Essay - Lyrical Dissonance (Sean Ali)

Lyrical Dissonance
Too often is truly powerful music in our contemporary age judged with either one of two possible criticisms. The first critique takes on the guise of “traditionalism,” and argues that modern music is too dissonant, formless, pessimistic. Such criticisms are like to be heard from the babbling mouths of neo-classicists, students of all kinds, classical musicians, jazz musicians, rock musicians, pop musicians, and a good majority of populist opinion. The second critique is the precise opposite. It is the critique that modern music is still too safe, tonal, harmonic, “pretty,” sentimental. This critique is more often than not made by the supposed “avant-garde” residing in cities the world throughout. Any modern music that allows itself to be influenced by the wealth of the past is derided as being a “traditionalist” and ultimately boring. This latter critique is particularly alarming because the very element often interpreted as “sentimental,” is nothing other than a music that shares emotion with expressivity when it is being performed.  The current so-called “avant-garde” in America now wishes to degrade the human to a piece of functioning machinery.
          Too often are musicians and composers with true talent thrust into the narrow space that separates these opinions, both of which are grounded in nothing more than a loyalty to ideology.

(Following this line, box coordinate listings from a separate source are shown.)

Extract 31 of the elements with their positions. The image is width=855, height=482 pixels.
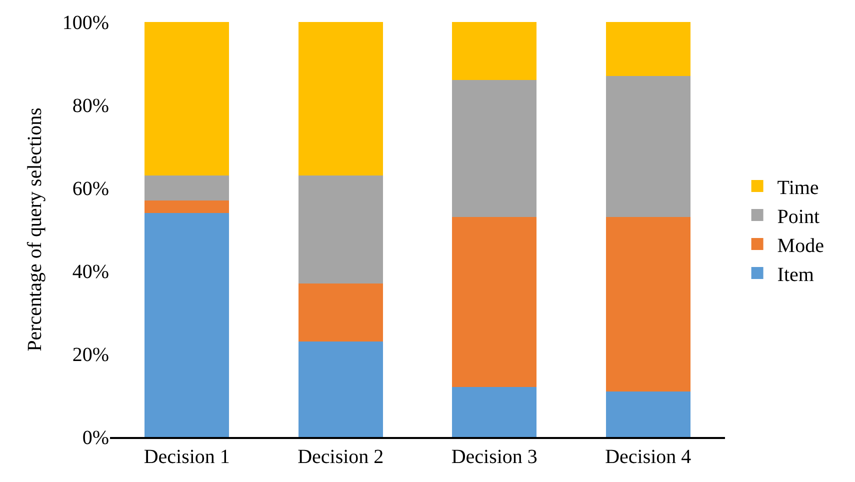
x-tick-label: Decision 3 [451, 446, 538, 468]
x-tick-label: Decision 2 [298, 446, 384, 468]
y-tick-label: 100% [62, 12, 109, 34]
bar [144, 212, 230, 437]
bar [452, 387, 537, 437]
legend-label: Time [777, 176, 819, 199]
y-tick-label: 0% [82, 427, 109, 449]
bar [452, 217, 537, 388]
x-tick-label: Decision 4 [605, 446, 692, 468]
legend-label: Point [777, 206, 820, 228]
bar [452, 22, 537, 80]
y-axis-title: Percentage of query selections [24, 107, 46, 352]
bar [606, 22, 690, 76]
x-tick-label: Decision 1 [144, 446, 230, 468]
bar [606, 217, 690, 392]
bar [298, 342, 383, 437]
legend-label: Item [777, 264, 814, 286]
bar [144, 200, 230, 213]
bar [606, 76, 690, 218]
bar [144, 176, 230, 200]
legend-label: Mode [777, 234, 824, 257]
y-tick-label: 60% [72, 178, 109, 200]
y-tick-label: 40% [72, 261, 109, 283]
bar [298, 283, 383, 342]
y-tick-label: 80% [72, 95, 109, 117]
bar [298, 22, 383, 176]
bar [606, 391, 690, 437]
bar [452, 80, 537, 218]
bar [144, 22, 230, 176]
bar [298, 176, 383, 284]
y-tick-label: 20% [72, 344, 109, 366]
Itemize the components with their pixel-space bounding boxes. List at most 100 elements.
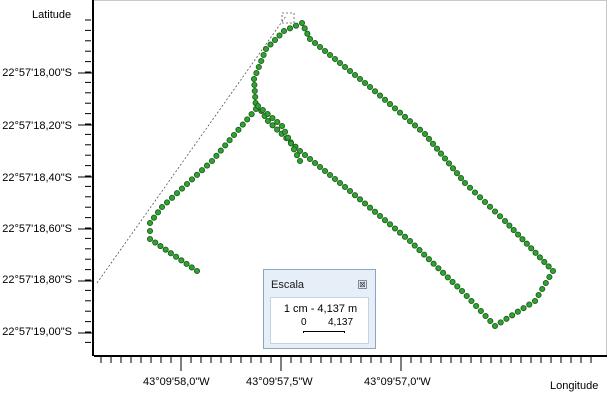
track-point [466,184,474,191]
x-axis-ruler [100,357,592,371]
track-point [381,96,389,103]
track-point [341,63,349,71]
track-point [526,301,533,308]
track-point [406,237,414,245]
track-point [264,117,272,125]
y-axis-panel: Latitude 22°57'18,00"S 22°57'18,20"S 22°… [0,0,94,356]
x-tick-label: 43°09'57,0"W [364,376,431,388]
track-point [254,102,262,110]
track-point [528,245,535,252]
track-point [293,152,301,159]
track-point [217,147,224,154]
track-point [416,247,423,254]
track-point [271,36,279,44]
track-plot [96,12,557,330]
track-point [421,130,429,138]
track-point [386,221,394,228]
track-point [326,51,334,59]
track-point [546,273,553,281]
scale-content: 1 cm - 4,137 m 0 4,137 [270,297,369,344]
track-point [444,274,451,281]
track-point [411,122,419,129]
track-point [292,22,300,29]
y-tick-label: 22°57'19,00"S [2,326,72,338]
track-point [235,126,242,133]
track-point [509,312,516,319]
track-point [496,213,504,220]
track-point [453,170,461,177]
track-point [458,287,466,295]
track-point [154,209,162,216]
track-point [531,297,539,305]
y-tick-label: 22°57'18,00"S [2,67,72,79]
track-point [222,142,229,149]
track-point [321,47,329,55]
track-point [510,227,517,234]
track-point [401,113,409,120]
track-point [481,198,489,206]
track-point [276,32,283,39]
track-point [158,203,166,211]
track-point [514,308,521,315]
track-point [267,41,274,48]
track-point [356,196,364,203]
track-point [411,242,418,249]
track-point [146,235,154,243]
scale-value-label: 4,137 [328,317,354,328]
track-point [351,192,359,199]
track-point [523,240,530,247]
track-point [477,307,484,315]
track-point [264,110,271,118]
track-point [311,39,319,47]
track-point [253,69,260,77]
track-point [262,45,270,53]
track-point [391,225,399,232]
track-point [167,250,174,257]
track-point [208,157,216,165]
track-point [311,159,319,167]
scale-window[interactable]: Escala ⊠ 1 cm - 4,137 m 0 4,137 [263,269,376,349]
track-point [449,165,457,172]
track-point [416,126,424,133]
track-point [541,258,548,265]
track-point [421,251,428,258]
track-point [173,253,180,260]
track-point [301,25,308,32]
track-point [457,175,465,182]
track-point [269,122,276,129]
track-point [396,109,404,116]
x-tick-label: 43°09'58,0"W [143,376,210,388]
track-point [188,176,196,183]
track-point [341,183,349,191]
track-point [366,83,374,91]
track-point [230,131,238,139]
track-point [255,63,262,71]
x-axis-title: Longitude [550,380,599,392]
close-icon[interactable]: ⊠ [358,280,367,289]
track-point [331,55,339,63]
track-point [306,155,314,163]
x-tick-label: 43°09'57,5"W [246,376,313,388]
track-point [280,27,288,35]
scale-window-title: Escala [271,279,305,291]
scale-zero-label: 0 [301,317,307,328]
track-point [430,260,437,267]
track-point [503,315,510,322]
track-point [162,246,169,253]
track-point [487,317,494,325]
track-point [476,194,484,201]
track-point [536,254,543,261]
track-point [437,150,445,157]
track-point [539,285,546,293]
track-point [351,71,359,79]
track-point [396,229,404,236]
track-point [461,179,469,187]
track-point [445,160,453,167]
track-point [473,302,480,310]
track-point [251,81,258,89]
track-point [274,126,281,133]
track-point [213,152,220,159]
track-point [260,51,267,59]
track-point [535,291,542,299]
track-point [449,278,456,285]
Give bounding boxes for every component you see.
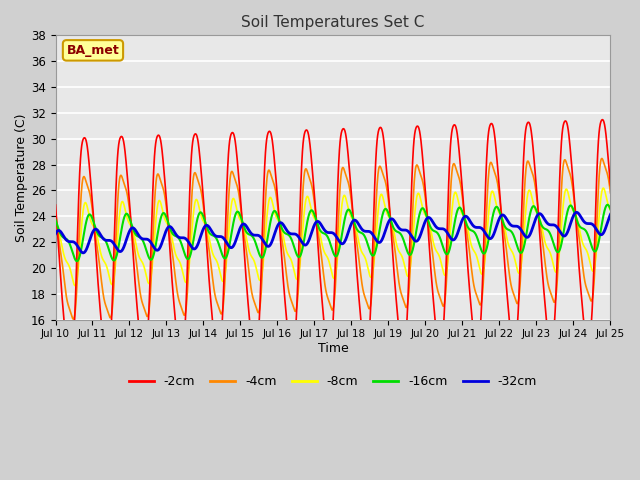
Title: Soil Temperatures Set C: Soil Temperatures Set C xyxy=(241,15,425,30)
Text: BA_met: BA_met xyxy=(67,44,119,57)
Y-axis label: Soil Temperature (C): Soil Temperature (C) xyxy=(15,113,28,242)
X-axis label: Time: Time xyxy=(317,342,348,355)
Legend: -2cm, -4cm, -8cm, -16cm, -32cm: -2cm, -4cm, -8cm, -16cm, -32cm xyxy=(124,370,542,393)
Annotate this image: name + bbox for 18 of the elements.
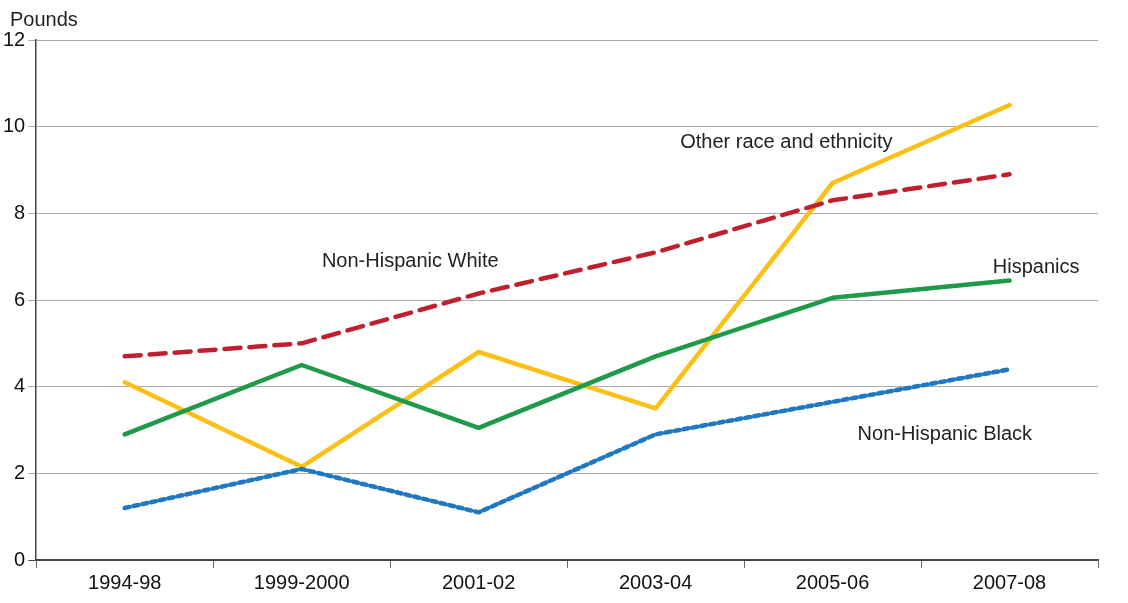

           Our age is such that the only true musician is one who is “lyrically dissonant.” Lyrical dissonance is the skill possessed by a few noble musicians that do not succumb to either force. Most musicians, when confronted with the absurdity of the paradox, will break down, lose their strength, and pick a side. Musicians who cannot bear the necessity to be a dissonant musician will turn into the kind of players that approaches music through such preconceived notions as genre, style, idiosyncratic accuracy, and so on. Musicians who cannot bear the burden of being lyrical will succumb to soft avant-gardism and play only formless noise under the pretense that it’s being ironic or meaningless gives it a reason to be called art.
           Lyrical dissonance stands in opposition to the “binary forms of nihilism.”[i] For in fact, there is a great necessity to utilize dissonance and tension for it is the state of the modern world. To banish dissonance from music is to banish humanity. To cast out lyricism is to cast out the effort to make coherent the inner turmoil of the human soul. Lyricism is the redemption of the suffering human soul; it is beauty.